SOS Ecureuils
Françoise de Burine

Fragments ou nouvelles, récits ou poèmes, issus de multiples propositions, ces textes ont été écrits par les participants de mes ateliers d'écriture. Joyeuse lecture !

 

SOS Ecureuils


Il y avait eu cette urgence à vider la maison. Elle n’avait pas vraiment compris pourquoi et d’ailleurs elle n’avait pas eu à l’esprit de poser la question. Quand son oncle lui téléphona, l’informant que ses cousins seraient eux aussi présents, elle obtempéra sans réfléchir : « oui, … dimanche prochain, … vider la maison de Mamie, … venir avec une camionnette si possible pour récupérer des meubles, … se retrouver tous à partir de 7 heures… »
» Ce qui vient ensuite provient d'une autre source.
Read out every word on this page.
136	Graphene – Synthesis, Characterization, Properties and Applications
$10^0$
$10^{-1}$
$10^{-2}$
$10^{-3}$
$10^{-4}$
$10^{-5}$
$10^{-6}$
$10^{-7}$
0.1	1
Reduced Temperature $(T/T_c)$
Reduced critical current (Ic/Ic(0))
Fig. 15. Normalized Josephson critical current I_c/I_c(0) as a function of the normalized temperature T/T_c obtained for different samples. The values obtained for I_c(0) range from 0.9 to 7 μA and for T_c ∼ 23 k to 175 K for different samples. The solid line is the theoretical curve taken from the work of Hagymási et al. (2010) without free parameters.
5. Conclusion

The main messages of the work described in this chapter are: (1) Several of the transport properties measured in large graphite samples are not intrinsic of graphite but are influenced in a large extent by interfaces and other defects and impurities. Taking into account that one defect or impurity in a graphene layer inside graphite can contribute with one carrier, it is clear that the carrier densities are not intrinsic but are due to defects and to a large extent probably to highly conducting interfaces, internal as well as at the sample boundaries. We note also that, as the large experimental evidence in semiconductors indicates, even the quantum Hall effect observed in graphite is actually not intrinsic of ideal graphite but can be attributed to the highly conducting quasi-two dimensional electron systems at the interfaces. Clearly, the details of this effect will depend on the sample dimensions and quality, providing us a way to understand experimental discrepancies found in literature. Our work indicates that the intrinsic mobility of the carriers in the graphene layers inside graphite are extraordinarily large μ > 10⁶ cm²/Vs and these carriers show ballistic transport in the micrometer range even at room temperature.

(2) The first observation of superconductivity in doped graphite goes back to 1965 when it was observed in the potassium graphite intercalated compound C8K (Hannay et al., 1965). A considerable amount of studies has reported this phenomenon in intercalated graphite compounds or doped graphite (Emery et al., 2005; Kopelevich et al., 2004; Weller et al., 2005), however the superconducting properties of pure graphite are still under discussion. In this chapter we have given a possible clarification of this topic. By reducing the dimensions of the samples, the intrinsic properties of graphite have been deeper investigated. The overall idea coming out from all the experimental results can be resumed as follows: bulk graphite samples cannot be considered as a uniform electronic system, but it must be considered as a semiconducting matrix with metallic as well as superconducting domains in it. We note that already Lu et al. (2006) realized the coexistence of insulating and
En raccrochant, elle était un peu décontenancée. Bien sûr, Norbert était à présent le pilier de la famille. Tout le monde était mort. Enfin, toute la génération de sa mère à elle, la sœur de Norbert et aussi le frère, l’autre tonton bien aimé. Et depuis la disparition de Mamie, Norbert était devenu le représentant de l’autorité parentale. Alors on obéissait !
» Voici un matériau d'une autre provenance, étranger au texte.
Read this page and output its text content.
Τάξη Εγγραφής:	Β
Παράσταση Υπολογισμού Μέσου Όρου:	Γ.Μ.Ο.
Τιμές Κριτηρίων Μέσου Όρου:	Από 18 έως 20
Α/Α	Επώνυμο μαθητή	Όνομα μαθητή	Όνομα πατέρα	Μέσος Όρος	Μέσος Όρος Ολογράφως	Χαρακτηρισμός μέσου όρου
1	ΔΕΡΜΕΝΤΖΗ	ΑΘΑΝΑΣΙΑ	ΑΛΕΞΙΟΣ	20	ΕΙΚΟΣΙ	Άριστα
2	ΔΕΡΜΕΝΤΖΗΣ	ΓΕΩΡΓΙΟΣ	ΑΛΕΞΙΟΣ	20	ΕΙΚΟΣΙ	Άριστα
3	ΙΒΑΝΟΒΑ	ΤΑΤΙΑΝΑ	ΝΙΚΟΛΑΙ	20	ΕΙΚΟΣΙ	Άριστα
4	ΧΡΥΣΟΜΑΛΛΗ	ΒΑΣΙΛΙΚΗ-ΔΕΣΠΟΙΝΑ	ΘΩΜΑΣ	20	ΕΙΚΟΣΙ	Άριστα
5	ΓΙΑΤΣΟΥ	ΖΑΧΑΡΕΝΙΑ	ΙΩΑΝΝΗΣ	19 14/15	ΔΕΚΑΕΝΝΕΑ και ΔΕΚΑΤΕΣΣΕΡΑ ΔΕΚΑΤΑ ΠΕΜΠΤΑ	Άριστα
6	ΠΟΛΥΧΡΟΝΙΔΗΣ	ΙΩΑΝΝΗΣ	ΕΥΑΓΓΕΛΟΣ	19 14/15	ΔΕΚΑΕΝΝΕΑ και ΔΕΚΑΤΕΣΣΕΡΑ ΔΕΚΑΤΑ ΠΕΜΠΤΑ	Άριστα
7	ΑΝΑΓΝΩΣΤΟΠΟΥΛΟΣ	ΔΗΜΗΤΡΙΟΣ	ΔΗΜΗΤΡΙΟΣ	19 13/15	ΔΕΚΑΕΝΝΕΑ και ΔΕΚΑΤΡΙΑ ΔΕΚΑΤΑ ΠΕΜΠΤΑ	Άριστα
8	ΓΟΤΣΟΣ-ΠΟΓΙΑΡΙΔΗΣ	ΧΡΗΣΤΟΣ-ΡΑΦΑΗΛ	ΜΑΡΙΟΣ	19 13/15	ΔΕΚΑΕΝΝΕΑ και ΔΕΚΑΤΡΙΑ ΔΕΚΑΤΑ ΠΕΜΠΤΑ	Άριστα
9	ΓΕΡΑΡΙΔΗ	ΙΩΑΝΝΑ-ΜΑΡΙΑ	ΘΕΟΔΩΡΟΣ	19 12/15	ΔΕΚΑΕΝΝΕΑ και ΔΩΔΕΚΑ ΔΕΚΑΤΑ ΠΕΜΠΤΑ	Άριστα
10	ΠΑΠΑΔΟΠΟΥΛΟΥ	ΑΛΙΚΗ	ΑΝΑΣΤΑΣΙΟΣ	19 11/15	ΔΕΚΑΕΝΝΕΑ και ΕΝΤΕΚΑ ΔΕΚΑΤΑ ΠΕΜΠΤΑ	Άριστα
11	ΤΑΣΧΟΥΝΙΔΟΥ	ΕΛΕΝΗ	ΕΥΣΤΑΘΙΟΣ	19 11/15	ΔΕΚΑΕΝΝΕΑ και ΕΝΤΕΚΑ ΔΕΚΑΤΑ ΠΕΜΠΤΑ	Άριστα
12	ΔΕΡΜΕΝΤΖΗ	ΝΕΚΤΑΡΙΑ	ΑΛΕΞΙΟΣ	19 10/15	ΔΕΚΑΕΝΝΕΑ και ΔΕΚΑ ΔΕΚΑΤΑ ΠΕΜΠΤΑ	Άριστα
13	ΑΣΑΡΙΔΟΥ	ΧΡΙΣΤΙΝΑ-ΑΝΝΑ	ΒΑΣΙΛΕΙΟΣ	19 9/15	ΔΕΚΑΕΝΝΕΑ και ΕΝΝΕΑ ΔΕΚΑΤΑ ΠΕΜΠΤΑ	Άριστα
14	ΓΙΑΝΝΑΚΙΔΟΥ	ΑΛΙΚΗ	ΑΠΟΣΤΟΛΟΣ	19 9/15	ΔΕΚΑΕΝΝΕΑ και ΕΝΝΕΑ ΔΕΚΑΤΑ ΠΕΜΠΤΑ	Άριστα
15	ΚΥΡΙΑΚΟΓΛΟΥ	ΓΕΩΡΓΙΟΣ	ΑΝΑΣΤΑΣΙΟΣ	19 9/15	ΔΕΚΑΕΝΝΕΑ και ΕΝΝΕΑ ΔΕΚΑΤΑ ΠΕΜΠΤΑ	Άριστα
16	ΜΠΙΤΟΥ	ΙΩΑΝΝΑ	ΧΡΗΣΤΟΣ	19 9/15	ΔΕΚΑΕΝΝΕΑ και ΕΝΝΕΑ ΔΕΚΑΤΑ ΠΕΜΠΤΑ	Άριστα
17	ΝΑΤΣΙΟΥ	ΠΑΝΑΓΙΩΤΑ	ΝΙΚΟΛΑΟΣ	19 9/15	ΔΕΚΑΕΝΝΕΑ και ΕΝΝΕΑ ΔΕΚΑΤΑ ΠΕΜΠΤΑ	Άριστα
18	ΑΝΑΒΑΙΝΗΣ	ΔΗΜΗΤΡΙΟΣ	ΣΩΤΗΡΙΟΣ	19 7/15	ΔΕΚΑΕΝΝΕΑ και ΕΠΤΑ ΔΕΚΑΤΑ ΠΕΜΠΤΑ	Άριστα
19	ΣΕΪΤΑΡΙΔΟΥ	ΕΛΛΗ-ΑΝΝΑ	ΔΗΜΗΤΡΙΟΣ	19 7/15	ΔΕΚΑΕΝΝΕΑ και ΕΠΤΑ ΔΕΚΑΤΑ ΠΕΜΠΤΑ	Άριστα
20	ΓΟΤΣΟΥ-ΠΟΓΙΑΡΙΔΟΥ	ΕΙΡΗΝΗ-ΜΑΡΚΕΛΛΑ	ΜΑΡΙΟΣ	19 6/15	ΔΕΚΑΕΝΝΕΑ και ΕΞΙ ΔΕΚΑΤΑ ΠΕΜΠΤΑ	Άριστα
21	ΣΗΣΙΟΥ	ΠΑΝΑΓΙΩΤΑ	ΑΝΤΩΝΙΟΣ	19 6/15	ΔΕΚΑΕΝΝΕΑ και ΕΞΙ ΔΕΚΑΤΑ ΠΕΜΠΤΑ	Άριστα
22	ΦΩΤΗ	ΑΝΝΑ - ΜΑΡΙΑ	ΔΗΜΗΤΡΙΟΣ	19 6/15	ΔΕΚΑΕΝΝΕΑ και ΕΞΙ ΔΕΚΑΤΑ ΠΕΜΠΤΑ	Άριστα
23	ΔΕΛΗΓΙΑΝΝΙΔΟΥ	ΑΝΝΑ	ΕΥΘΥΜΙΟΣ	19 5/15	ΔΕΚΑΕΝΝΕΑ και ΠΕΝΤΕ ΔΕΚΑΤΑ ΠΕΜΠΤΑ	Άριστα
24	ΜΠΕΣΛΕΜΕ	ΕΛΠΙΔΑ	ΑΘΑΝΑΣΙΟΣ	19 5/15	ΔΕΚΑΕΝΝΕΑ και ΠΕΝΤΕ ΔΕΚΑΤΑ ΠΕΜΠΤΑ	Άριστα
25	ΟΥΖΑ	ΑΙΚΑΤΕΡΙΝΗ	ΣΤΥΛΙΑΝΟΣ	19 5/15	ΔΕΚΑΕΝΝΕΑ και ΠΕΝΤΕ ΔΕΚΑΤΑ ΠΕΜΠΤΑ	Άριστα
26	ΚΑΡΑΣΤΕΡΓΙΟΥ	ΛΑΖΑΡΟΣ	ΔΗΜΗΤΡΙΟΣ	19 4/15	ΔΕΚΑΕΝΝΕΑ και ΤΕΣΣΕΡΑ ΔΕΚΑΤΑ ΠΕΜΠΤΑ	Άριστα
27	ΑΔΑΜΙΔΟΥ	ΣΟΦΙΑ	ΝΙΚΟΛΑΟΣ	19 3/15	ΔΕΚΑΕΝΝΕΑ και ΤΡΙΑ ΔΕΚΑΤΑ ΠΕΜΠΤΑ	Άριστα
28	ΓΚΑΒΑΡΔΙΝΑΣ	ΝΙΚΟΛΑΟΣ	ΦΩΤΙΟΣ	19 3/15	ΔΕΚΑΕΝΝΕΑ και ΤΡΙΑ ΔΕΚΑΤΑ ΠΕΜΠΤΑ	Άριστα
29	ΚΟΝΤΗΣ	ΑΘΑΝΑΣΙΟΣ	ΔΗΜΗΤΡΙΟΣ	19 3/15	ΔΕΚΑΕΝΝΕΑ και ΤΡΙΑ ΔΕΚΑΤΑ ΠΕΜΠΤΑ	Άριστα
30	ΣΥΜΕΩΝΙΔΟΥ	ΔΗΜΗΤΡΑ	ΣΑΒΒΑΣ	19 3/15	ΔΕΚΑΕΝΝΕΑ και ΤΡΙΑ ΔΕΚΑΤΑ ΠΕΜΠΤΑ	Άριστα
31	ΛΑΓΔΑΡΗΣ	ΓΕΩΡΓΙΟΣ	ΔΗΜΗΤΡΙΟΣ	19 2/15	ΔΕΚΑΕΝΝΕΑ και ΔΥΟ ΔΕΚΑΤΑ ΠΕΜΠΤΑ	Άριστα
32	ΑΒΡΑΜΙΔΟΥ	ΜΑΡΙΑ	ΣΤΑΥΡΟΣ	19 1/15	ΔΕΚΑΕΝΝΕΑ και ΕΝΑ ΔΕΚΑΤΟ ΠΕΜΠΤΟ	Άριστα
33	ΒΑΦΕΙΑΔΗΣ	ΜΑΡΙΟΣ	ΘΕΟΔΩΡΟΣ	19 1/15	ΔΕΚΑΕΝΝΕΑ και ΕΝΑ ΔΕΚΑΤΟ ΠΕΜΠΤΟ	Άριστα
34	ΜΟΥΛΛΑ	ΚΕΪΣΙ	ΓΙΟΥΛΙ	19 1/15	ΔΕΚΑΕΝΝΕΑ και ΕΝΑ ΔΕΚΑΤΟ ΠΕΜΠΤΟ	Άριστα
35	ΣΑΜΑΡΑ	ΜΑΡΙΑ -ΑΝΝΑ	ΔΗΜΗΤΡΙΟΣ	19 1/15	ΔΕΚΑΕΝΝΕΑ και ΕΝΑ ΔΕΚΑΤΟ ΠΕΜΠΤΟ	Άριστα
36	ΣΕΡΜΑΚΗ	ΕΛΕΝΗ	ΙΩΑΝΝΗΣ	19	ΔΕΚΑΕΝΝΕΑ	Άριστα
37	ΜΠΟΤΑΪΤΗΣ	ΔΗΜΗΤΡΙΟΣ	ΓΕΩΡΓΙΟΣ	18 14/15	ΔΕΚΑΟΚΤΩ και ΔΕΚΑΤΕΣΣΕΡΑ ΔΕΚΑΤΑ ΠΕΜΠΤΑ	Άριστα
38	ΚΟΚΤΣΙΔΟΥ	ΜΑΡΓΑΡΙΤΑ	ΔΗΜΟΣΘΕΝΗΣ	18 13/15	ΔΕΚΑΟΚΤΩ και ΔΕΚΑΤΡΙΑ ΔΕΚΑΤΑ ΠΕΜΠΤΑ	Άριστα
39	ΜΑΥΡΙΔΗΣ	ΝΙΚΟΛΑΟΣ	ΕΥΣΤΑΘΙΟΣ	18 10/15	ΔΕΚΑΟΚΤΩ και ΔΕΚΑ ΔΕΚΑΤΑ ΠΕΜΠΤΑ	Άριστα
C’est ainsi qu’elle se retrouva le dimanche suivant, aux aurores, à vider la maison de sa grand-mère. C’était un mélange de plaisir à se retrouver et de chagrin à partager cette tâche empreinte d’une culpabilité perceptible. Mamie avait bien vécu, plus de 100 ans, et sa mort n’était ni une surprise, ni un drame. Mais vider cette maison …. En plus de l’éparpillement d’une vie et l’évidence de cette légèreté de l’être, c’était fermer définitivement l’accès aux multiples souvenirs et accepter la fin  de l’état enfantin ! Sale journée !
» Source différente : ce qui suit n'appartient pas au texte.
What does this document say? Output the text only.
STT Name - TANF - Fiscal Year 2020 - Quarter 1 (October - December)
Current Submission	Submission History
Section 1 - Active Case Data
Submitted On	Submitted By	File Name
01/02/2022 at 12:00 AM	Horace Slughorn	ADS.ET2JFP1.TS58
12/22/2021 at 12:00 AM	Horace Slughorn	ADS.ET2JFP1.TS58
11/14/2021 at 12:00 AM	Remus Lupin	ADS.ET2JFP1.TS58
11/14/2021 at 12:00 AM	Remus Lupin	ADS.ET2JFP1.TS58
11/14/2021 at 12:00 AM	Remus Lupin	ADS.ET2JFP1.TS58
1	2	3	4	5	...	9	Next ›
Elle se retrouva dans le grenier, pièce qu’elle avait toujours aimée. Sous les toits, l’été, la chaleur y était étouffante et elle avait apprécié s’y réfugier à l’heure de la sieste. Elle aperçut la vieille cage à oiseaux, toute ronde et blanche et bleue. « Elle vient de Tunisie » lui avait confié Grand-Mère.

C’était la cage de secours pour tous les petits animaux qu’on trouvait, blessés et qu’on rapportait à pas menus, au creux des mains, en criant : 

- « Mamie, j’ai trouvé un écureuil, une grenouille, un oisillon…

- Cours au grenier chercher la cage ! Va prendre des cotons-tiges, et rapporte de l’eau ! »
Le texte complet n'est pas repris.